After a brief burst of excitement, the crowd lost its energy. During the hook, Fetty held out his microphone for crowd members to sing it, but the response was weak. It didn’t help that he barely moved around the stage.

But Fetty caught his stride on the next track, “RGF Island.” He waved his hands like an orchestra conductor while the crowd sang his other trademark song openers, a distinctive “yeah, baby” and “whoa ooh ooh.”

The song was a standout, showcasing Fetty’s unique ability to merge hard-hitting rap with catchy melodies. Unfortunately, just as he was really finding his flow, the deejay cut off the song midway with trite explosion sounds. He would continue to stop songs short and excessively cut out words throughout the whole set, preventing the energy from ever fully building.

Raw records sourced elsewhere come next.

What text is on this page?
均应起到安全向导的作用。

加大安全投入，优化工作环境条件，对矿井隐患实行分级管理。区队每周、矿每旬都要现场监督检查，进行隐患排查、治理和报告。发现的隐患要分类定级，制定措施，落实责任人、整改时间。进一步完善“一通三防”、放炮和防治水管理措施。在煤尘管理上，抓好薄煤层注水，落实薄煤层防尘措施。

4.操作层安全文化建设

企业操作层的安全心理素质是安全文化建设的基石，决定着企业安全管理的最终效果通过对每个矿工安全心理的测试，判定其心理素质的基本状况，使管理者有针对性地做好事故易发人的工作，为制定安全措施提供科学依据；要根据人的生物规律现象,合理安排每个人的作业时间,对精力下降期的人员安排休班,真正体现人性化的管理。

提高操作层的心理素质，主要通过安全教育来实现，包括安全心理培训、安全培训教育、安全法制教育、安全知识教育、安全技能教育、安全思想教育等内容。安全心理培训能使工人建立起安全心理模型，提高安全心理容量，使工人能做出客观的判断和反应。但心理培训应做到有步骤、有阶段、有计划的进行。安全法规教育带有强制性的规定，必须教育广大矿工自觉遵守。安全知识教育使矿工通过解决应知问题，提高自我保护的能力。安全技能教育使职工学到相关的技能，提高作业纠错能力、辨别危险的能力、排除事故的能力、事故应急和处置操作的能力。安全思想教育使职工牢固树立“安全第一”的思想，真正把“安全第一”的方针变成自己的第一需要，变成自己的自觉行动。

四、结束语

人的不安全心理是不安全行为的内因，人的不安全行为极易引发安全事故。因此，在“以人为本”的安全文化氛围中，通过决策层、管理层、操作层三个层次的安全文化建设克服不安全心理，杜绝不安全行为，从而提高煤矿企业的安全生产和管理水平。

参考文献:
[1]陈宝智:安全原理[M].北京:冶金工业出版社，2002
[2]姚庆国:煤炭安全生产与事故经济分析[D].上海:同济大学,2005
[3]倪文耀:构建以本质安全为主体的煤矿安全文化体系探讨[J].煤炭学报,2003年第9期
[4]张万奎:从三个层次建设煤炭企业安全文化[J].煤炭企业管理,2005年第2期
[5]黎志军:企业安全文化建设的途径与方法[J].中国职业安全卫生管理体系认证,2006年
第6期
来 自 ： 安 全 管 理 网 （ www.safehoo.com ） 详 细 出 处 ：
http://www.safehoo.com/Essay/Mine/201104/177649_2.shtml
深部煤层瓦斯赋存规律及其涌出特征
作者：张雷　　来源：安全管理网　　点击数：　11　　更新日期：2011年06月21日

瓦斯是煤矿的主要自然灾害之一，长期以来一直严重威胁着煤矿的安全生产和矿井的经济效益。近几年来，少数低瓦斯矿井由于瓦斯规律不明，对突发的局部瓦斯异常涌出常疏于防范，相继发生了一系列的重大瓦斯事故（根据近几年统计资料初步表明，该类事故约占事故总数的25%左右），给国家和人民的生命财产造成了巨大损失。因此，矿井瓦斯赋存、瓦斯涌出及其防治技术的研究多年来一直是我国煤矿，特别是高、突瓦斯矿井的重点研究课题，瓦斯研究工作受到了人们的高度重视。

Fetty Wap loses himself in the music during his performance. PHOTO BY KELSEY CRONIN/DAILY FREE PRESS STAFF
Fetty Wap loses himself in the music during his performance. PHOTO BY KELSEY CRONIN/DAILY FREE PRESS STAFF

Fetty saved his biggest hit for last. The sharp synth hits of “Trap Queen” triggered huge cheers from the crowd. Once the beat dropped after the first few lines, the room and Fetty both exploded like a wind-up toy being let loose. He spun around the stage, dreads now free of their braids, flying as he jumped around. He grinned while the crowd sang every lyric in his ode to his partner-in-drug-crime girlfriend back to him.

However, Fetty wasn’t happy with his performance.

“Sometimes, I can’t let move how I wanna move,” he said. “I feel like when I do this, when I come on stage, this my life. I like to give my all on this stage, so if y’all don’t mind, I’d like to do that s— over ‘cause I want to give it that Fetty Wap energy.”

He took his shirt off and threw it into the crowd. This time, there were no opening synths. Fetty did the whole first verse a cappella, showcasing his powerful vocals with the crowd accompanying him every step of the way. And while he did bring the heat even harder, it felt a little bit like he was trying to pack a whole show’s worth of missed power into the last three minutes.

Fetty ended the night with a bang, but was never able to build establish a cohesive atmosphere throughout the night. While the crowd exited the House of Blues, the deejay continued pumping out tunes. People were dancing and singing along to Big Sean’s “I Don’t F— With You,” seemingly full of unspent energy.

Was the night was over, or had it just begun?